$ABCD$ is a rectangle. $P,Q$ and $R$ are the midpoint of $BC$,$CD$ and $DA$. The point $S$ lies on the line $QR$ such that $SR:QS = 1:3$. The ratio of the triangle $APS$ and rectangle $ABCD$ is .... ?
I am unable to think of the way to reach to the solution. The figure that comes out upon plotting all the lines and points does not show any way to come to the solution. I am unable to solve this. Can someone please help me on this?
Thanks in advance!
On
We can solve this problem instead for a square $ABCD$ since a rectangle is simply an affine transformation of a square and affine transformations preserve ratios of lengths. Using this property makes it a lot simpler and is a natural method of attack for such problems.

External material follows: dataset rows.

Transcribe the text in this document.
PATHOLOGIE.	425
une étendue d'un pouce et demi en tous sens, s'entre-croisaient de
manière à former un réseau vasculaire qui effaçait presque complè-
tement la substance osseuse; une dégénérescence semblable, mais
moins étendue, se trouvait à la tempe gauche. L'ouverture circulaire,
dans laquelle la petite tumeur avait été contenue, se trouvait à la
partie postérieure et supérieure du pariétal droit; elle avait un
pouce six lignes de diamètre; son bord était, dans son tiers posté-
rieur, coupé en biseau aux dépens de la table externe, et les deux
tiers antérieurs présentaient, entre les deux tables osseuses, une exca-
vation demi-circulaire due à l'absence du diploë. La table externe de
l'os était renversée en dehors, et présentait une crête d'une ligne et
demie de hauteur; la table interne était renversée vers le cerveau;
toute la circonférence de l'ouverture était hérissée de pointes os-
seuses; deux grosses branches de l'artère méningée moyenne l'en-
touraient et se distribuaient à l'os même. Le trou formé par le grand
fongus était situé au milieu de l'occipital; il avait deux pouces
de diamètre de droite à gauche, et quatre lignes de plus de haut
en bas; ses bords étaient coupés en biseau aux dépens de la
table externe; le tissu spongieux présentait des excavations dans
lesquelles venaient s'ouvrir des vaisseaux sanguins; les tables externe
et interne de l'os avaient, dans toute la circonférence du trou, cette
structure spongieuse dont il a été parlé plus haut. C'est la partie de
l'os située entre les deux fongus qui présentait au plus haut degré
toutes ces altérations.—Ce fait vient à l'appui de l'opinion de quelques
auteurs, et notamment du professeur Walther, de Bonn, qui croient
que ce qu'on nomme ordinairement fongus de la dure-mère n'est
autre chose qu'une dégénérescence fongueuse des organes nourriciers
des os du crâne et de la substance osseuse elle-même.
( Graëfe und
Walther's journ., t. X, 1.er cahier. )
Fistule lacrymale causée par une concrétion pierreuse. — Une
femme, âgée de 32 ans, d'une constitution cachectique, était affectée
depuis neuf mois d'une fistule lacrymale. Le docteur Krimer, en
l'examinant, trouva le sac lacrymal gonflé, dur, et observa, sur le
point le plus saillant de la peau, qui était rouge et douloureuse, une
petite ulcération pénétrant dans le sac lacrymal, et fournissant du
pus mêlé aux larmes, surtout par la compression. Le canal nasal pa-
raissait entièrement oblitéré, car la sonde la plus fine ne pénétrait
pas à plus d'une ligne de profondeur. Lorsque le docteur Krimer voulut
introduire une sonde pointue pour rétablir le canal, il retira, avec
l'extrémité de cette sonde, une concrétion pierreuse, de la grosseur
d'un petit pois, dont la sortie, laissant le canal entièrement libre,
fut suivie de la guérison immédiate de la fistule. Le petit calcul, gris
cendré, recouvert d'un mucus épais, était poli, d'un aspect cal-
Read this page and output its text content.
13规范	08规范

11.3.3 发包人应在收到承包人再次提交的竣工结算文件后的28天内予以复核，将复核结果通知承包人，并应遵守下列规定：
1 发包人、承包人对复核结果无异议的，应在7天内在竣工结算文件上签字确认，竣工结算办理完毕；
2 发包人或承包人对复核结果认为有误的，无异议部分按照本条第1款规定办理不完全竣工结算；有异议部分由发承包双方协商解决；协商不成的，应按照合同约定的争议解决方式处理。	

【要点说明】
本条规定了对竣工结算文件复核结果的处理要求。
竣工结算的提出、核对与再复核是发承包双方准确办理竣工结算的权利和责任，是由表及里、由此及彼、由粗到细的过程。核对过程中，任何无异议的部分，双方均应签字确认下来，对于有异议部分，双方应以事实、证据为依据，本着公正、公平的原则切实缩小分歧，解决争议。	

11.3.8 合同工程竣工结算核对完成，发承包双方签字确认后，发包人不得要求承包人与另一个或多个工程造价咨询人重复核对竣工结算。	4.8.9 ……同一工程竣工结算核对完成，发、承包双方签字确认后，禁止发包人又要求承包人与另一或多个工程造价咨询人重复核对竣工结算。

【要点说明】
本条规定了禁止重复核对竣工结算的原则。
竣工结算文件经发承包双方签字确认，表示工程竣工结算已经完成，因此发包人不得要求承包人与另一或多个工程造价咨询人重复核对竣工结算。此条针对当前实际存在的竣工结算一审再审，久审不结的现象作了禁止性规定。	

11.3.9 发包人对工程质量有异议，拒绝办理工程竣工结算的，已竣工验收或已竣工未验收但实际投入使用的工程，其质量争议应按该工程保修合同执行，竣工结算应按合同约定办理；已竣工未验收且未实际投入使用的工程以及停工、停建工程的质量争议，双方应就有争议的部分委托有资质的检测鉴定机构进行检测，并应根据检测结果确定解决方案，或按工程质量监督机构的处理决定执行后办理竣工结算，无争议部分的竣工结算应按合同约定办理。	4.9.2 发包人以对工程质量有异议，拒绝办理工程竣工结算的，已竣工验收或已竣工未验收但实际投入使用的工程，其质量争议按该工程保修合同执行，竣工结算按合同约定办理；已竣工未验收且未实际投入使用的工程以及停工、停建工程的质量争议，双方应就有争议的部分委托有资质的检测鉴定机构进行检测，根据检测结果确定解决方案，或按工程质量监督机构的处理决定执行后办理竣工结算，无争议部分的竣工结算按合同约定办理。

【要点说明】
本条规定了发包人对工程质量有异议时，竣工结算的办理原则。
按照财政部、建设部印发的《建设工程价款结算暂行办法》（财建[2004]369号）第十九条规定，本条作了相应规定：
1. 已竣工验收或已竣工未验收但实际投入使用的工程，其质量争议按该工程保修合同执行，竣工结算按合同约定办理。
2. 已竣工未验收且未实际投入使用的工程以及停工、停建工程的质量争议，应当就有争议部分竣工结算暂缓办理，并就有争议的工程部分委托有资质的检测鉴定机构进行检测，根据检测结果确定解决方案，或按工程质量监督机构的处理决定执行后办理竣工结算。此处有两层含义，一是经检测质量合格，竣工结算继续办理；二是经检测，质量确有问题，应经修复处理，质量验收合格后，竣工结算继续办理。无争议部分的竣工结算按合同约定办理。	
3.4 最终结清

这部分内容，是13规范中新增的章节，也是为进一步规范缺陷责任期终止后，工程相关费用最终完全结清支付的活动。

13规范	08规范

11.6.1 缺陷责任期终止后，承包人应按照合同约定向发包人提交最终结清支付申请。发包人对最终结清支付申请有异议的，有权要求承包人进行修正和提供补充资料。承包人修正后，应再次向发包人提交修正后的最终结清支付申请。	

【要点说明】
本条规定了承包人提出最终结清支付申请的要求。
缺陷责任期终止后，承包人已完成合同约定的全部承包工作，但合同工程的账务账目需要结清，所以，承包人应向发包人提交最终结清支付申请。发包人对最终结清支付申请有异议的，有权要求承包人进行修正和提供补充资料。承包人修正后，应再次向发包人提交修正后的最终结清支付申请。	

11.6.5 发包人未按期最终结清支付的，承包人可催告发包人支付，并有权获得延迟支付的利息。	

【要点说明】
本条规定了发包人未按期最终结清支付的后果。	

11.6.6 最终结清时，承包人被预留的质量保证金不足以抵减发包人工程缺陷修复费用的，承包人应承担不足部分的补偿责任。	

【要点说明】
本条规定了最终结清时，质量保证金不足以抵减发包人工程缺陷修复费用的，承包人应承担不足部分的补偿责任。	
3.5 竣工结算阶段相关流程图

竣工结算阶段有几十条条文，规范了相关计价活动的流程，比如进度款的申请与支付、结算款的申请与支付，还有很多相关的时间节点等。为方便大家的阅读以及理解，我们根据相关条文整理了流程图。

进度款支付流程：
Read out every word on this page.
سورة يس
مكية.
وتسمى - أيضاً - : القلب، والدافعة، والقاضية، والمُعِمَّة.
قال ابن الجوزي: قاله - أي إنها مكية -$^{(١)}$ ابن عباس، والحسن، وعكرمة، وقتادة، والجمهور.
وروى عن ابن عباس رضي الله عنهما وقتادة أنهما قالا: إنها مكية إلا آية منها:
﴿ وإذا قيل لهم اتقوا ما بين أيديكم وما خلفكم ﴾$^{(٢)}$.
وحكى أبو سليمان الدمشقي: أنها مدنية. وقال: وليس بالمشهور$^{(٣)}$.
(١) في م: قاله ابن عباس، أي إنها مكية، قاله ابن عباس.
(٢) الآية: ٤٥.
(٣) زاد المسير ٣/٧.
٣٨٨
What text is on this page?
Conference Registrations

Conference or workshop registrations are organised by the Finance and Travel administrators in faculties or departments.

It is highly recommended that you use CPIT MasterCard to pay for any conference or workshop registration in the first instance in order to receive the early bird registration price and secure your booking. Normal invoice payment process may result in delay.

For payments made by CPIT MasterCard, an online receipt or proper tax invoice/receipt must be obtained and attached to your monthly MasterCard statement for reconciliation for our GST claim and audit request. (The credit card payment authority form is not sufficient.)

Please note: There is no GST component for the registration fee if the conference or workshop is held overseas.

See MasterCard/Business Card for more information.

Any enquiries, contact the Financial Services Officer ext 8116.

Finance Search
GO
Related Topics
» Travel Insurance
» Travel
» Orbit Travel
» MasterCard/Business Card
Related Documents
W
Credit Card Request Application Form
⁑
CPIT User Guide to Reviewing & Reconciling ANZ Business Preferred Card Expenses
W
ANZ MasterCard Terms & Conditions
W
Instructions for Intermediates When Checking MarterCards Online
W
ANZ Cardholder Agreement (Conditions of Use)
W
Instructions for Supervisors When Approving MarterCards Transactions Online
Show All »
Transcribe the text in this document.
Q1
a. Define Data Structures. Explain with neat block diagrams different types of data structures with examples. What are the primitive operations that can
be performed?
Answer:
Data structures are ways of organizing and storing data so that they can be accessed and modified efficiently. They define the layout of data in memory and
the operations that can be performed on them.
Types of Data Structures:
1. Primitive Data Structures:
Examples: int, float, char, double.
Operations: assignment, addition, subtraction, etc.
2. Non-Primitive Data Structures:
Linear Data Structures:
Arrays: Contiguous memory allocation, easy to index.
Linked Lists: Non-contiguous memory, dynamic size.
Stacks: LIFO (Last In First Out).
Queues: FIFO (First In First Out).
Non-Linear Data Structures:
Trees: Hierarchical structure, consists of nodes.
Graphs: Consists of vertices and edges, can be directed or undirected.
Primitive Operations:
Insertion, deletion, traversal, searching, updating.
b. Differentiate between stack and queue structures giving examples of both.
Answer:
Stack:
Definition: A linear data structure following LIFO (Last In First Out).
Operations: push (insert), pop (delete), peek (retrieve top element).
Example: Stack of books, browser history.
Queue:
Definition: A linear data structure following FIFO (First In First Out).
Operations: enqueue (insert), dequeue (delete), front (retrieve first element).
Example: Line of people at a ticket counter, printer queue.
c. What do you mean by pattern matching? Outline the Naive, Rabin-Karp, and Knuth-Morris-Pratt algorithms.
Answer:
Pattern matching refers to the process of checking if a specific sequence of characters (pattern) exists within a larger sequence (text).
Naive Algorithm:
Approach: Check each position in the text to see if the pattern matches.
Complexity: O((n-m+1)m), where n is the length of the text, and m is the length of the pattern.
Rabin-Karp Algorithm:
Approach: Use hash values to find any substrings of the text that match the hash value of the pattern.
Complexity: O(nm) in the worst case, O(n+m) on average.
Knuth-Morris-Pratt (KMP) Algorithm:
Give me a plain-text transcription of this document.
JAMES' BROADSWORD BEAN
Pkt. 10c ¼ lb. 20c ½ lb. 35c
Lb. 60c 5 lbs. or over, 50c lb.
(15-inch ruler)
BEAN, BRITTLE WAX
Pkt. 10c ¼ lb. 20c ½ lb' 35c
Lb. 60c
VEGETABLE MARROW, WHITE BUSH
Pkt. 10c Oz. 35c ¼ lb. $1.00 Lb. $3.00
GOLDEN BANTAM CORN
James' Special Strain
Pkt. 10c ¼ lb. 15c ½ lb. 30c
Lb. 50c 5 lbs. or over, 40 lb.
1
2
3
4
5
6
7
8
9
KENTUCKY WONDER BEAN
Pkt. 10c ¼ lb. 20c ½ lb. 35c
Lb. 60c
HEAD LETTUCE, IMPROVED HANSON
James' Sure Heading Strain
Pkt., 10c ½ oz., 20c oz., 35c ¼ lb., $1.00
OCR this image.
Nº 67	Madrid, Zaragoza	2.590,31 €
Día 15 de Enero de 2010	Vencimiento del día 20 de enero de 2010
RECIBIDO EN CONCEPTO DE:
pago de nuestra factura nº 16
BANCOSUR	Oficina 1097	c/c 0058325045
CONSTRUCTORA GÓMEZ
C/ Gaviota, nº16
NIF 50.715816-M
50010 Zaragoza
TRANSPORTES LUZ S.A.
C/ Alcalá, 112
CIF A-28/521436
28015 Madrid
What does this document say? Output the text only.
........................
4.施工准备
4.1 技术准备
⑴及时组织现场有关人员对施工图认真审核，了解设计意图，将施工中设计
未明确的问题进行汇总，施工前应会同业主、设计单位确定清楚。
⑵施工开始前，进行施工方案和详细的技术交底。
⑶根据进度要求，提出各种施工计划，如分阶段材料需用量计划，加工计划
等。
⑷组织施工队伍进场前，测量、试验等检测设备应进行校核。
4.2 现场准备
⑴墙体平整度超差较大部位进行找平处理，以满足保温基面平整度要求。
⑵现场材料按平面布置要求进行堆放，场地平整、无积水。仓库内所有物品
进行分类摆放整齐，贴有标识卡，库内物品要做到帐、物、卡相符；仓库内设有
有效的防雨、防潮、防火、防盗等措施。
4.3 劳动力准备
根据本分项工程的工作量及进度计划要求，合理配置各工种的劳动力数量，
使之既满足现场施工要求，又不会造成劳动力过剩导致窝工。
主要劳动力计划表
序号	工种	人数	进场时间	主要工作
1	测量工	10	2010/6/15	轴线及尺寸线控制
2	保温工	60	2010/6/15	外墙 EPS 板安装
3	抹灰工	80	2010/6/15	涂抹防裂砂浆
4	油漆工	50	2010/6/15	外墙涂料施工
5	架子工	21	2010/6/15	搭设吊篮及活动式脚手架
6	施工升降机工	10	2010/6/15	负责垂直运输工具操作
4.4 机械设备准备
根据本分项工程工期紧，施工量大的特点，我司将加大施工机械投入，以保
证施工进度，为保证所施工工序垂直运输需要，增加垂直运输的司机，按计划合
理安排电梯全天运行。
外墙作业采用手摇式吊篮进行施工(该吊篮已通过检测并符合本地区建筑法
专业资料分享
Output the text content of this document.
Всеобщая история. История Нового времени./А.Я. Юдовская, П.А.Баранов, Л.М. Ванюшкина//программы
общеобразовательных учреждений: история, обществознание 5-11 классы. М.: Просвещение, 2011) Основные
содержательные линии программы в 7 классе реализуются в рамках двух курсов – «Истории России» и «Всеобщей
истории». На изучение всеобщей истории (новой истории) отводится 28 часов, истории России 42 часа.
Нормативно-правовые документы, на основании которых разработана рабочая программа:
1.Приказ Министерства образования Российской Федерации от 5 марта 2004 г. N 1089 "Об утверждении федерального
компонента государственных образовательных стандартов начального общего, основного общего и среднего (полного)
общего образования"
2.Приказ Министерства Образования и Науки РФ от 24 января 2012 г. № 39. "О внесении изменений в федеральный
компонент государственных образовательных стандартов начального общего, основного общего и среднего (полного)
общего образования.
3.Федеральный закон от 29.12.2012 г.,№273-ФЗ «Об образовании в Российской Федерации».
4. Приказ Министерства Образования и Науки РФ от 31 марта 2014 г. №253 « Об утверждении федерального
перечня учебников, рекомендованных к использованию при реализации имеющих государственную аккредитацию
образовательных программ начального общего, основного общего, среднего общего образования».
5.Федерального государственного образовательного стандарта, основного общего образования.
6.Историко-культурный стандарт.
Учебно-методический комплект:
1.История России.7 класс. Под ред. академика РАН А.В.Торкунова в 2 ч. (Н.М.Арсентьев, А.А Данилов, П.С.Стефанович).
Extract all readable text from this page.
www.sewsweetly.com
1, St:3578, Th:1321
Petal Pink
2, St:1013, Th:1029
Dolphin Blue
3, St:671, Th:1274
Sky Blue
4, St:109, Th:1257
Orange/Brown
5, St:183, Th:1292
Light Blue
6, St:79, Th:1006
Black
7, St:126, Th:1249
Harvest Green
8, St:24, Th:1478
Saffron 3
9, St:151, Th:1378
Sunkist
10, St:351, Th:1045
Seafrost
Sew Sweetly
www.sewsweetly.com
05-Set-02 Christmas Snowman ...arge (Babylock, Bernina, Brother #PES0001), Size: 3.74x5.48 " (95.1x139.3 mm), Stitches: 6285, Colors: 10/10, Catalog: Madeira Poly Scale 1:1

Embedding the square in a Cartesian plane as shown in above diagram, $A(0,2)$, $P=(2,1)$. Coordinates of $S$ can be found as $(1/4,3/4)$.
Now using the formula for area of a triangle given coordinates of its three vertices, desired ratio can be found. $$\frac{[APS]}{[ABCD]}=\frac{9/8}{4}=\frac{9}{32}$$
On
Here is yet an other solution based on computation of proportions using projective geometry results (Ceva, Menelaus). We will construct some auxiliary points on the ray $[DS$, this is the main idea.
Consider the following points:
Then Menelaus in $\Delta SDQ$ w.r.t. the line $EVF$ gives (using unsigned proportions): $$ 1 = \frac{VS}{VD}\cdot \frac{ED}{EQ}\cdot \frac{FQ}{FS} = \frac{VS}{VD}\cdot \frac43\cdot \frac43 \ , \qquad \text{ so } \qquad \frac{VS}{VD}=\frac 9{16}\ . $$ The wanted proportion of areas is thus: $$ \begin{aligned} \frac{[SAP]}{[ABCD]} &= \frac{[SAP]}{[DAP]} \cdot \frac{[DAP]}{[ABCD]} = \frac{SV}{DV} \cdot \frac{[DRP]+[RAP]}{[ABCD]} \\ &=\frac 9{16}\cdot \frac 12 =\frac9{32}\ . \end{aligned} $$
$\square$
On
See @cosmo5's answer first. After transforming the rectangle into a square we can also solve the problem via geometry instead of using Cartesian coordinates. We can construct some auxiliary line segments to obtain similar triangles, then subtract the areas of the triangles from the rectangle $ABJK$. Let one side of the square be $8a$ units.
Observe that, $\; \bigtriangleup QSI \sim \; \bigtriangleup QRD$.
We also know that:
$$[ABJK]-[\bigtriangleup AKS]-[\bigtriangleup SPJ]-[\bigtriangleup BPA]=[\bigtriangleup APS]$$
$$40a^2-\frac{5a^2}{2}-\frac{7a^2}{2}-\frac{32a^2}{2}=[\bigtriangleup APS] \implies [\bigtriangleup APS]=18a^2$$
Taking ratios:
$$\frac{[\bigtriangleup APS]}{[ABCD]}=\frac{18a^2}{64a^2}=\frac{9}{32}$$
On
Let the area $[ABCD]=1$. Then, $[ABP] = \frac14$, $[PCQ] =[DQR] = \frac18$ $$[PQS] = \frac34[PQR] = \frac34\cdot\frac14=\frac3{16} \\ [ASR] = \frac14[AQR] = \frac14\cdot\frac18=\frac1{32} \\ $$ and $$[APS]= [ABCD]- ([ABP]+[PCQ] +[DQR] +[PQS]+[ASR])\\ =1- (\frac14+\frac18 +\frac18 +\frac3{16}+\frac1{32})=\frac9{32} $$
I’ll give you some hints.
Let the dimensions of the rectangle be $2l,2b$. You know everything about $RDQ$. Since $RUS \sim RDQ$ and $RS =0.25 RQ$, find $US$ and $RU$. Hence, find $AU$. Next, find $AS$. Now you know everything about $AUS$. Find $\angle UAS$. It’s easy to find $\angle PAB$ as well. Thus, you have $\angle SAT$. Now, $ST = AS \sin (\angle SAT) $. Conclude by finding the area of $APS$, $\frac 12 ST \times AP$.